An adoptive parent, an adoptee, or any person who is the subject of any information required under G.S. 48-3-205 or authorized for release under Article 9 of this Chapter may bring a civil action for equitable or monetary relief or both against a person who fraudulently or intentionally misrepresents or fails to disclose information required under G.S. 48-3-205 or Article 9 of this Chapter. (1995, c. 457, s. 2.)
§ 48-10-105. Unauthorized disclosure of information.

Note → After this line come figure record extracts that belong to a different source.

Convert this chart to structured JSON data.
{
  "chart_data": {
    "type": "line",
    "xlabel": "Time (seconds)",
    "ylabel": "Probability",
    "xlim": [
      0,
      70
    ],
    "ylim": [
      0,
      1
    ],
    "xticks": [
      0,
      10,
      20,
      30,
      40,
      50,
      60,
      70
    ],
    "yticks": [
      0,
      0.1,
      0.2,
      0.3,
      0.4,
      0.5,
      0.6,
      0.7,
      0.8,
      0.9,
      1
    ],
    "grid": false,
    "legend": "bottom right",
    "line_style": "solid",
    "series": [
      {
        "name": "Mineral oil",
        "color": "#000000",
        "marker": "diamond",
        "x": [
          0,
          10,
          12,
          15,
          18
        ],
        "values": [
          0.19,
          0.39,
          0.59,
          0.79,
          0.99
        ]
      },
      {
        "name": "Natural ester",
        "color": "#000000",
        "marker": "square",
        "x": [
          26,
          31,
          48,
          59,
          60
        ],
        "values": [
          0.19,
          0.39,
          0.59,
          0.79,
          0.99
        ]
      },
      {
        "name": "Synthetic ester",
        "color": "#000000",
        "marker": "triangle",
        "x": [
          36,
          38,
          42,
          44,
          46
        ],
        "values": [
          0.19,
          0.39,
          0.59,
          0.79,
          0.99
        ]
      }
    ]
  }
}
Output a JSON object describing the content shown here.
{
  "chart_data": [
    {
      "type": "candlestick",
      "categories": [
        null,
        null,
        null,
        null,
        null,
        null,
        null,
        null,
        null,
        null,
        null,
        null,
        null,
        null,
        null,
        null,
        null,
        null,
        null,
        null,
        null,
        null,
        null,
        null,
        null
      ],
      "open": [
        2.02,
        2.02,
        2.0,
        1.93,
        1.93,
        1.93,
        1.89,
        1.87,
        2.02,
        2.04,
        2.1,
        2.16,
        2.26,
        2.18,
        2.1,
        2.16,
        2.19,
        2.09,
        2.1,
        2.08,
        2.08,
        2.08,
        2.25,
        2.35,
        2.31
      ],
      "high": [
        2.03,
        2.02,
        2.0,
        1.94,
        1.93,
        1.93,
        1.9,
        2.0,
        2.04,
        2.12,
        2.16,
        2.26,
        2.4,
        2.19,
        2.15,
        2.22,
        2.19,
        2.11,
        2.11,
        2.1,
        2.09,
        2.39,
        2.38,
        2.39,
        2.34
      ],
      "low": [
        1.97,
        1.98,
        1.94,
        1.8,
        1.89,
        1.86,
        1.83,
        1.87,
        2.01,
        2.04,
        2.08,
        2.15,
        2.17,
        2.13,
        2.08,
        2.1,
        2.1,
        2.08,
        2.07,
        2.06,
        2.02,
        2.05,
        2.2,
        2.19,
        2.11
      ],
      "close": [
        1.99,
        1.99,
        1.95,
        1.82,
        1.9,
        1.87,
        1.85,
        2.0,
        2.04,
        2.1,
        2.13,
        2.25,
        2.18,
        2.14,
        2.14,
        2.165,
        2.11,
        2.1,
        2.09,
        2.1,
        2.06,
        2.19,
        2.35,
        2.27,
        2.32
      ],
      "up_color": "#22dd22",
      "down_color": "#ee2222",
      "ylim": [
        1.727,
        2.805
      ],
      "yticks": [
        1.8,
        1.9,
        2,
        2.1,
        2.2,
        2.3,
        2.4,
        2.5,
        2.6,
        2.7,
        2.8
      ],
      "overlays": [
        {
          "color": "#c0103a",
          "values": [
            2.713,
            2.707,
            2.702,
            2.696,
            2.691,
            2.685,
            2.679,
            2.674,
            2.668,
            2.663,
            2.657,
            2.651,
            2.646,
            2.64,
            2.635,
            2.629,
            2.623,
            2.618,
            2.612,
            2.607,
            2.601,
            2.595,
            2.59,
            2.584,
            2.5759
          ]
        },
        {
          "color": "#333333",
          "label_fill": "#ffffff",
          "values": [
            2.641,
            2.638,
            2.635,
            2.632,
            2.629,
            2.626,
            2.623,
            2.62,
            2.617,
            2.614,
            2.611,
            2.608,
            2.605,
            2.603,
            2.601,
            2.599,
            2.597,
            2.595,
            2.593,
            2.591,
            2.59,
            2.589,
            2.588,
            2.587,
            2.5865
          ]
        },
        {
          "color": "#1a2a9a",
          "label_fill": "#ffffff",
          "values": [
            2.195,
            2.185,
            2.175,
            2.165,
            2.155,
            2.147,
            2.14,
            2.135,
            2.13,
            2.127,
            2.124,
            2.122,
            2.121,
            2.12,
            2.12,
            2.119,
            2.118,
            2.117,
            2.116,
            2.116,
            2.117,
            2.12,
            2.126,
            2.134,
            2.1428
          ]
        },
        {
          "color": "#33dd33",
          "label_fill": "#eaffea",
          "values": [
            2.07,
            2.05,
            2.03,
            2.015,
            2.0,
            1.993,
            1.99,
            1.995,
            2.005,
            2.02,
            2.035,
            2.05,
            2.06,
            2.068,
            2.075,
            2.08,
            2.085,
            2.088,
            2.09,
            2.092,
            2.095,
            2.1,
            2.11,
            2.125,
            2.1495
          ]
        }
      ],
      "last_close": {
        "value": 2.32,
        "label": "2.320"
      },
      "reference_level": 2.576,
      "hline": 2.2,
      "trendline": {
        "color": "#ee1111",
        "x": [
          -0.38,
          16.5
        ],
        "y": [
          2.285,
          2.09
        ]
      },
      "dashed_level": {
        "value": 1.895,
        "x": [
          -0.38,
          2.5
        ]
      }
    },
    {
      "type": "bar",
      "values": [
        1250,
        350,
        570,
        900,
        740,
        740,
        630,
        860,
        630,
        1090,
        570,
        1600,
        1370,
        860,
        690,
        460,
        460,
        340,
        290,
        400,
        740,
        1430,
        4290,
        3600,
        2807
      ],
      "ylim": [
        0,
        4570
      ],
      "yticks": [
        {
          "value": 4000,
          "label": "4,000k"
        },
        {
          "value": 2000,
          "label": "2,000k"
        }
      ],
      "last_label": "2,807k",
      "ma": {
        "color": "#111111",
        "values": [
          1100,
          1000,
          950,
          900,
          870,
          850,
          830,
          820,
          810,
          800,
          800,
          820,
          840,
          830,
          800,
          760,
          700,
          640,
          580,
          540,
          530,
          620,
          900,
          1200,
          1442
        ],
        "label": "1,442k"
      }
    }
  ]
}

(a) Except as authorized in G.S. 48-3-205 or in Article 9 of this Chapter, no identifying or nonidentifying information contained in a report or records described therein may be disclosed by present or former employees or officials of the court, an agency, the State, a county, an attorney or other provider of professional services, or any person or entity who wrongfully obtains such a report or records.
(b) A person who knowingly makes an unauthorized disclosure of identifying information is guilty of a Class 1 misdemeanor.
(c) The district court may enjoin from further violations any person who makes an unauthorized disclosure.
(d) Notwithstanding the penalties provided in subsection (b) of this section, an individual who is the subject of any of this information may bring a civil action for equitable or monetary relief or both against any person or entity who makes an unauthorized disclosure of the information. (1949, c. 300; 1957, c. 778, s. 7; 1961, c. 186; 1969, c. 982; 1973, c. 476, s. 138; 1979, c. 739, ss. 1, 2; 1981, c. 924, ss. 2, 3; 1983, c. 454, s. 6; 1993, c. 539, s. 411; 1994, Ex. Sess., c. 24, s. 14(c); 1995, c. 457, s. 2.)